Zudem hat der Bundesrat eine Entschließung gefasst, in der er sein Bedauern zum Ausdruck bringt, dass seine Vorschläge in der Stellungnahme zum Gesetzentwurf (BR-Drucks 495/15 (Beschluss) vom 27.11.2016) - nicht aufgegriffen wurden.

Ebenso hätte es der Bundesrat begrüßt, wenn die im Gesetzentwurf ursprünglich vorgesehene Einschränkung der Anfechtbarkeit von Zahlungen in den letzten drei Monaten vor dem Antrag auf Eröffnung des Insolvenzverfahrens (§ 131 InsO) als weiterer wichtiger Baustein für mehr Rechtssicherheit beibehalten worden wäre.

Hintergrund: Das Gesetz verfolgt das Ziel, den Wirtschaftsverkehr sowie Arbeitnehmerinnen und Arbeitnehmer von Rechtsunsicherheiten zu entlasten, die von der derzeitigen Praxis des Insolvenzanfechtungsrechts ausgehen. Zudem sollen die Möglichkeiten der Insolvenzanfechtung punktuell neu justiert und das Gläubigerantragsrecht gestärkt werden.

Die wesentlichen Regelungen:

  • Die Praxis der Vorsatzanfechtung soll für den Geschäftsverkehr kalkulier- und planbarer werden. Gläubiger, die ihren Schuldnern Zahlungserleichterungen gewähren, sollen künftig sicher sein können, dass dies für sich genommen eine Vorsatzanfechtung nicht begründen kann.

  • Auch sollen die Rechtsunsicherheiten beseitigt werden, die in Bezug auf die Anfechtbarkeit von Arbeitsentgeltzahlungen bestehen.
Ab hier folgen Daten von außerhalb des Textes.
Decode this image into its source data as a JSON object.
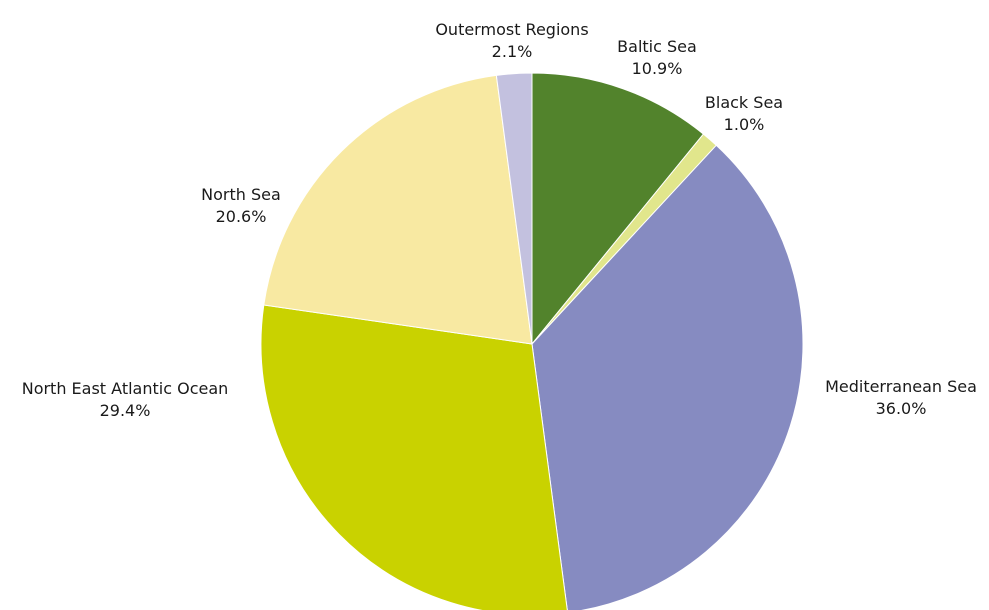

So sollen künftig Arbeitnehmerentgelte nicht mehr angefochten werden können, solange zwischen Arbeitsleistung und Lohnzahlung nicht mehr als drei Monate liegen.

  • Vollstreckende Gläubiger sollen besser davor geschützt werden, dass sie einen errungenen Vollstreckungserfolg wieder herausgeben müssen.

  • Die Verzinsung des Anfechtungsanspruchs soll neu geregelt werden, um die bestehenden Fehlanreize zu einer schleppenden Durchsetzung von begründeten Anfechtungsansprüchen zu beseitigen und den Rechtsverkehr besser vor einer übermäßigen Zinsbelastung zu schützen.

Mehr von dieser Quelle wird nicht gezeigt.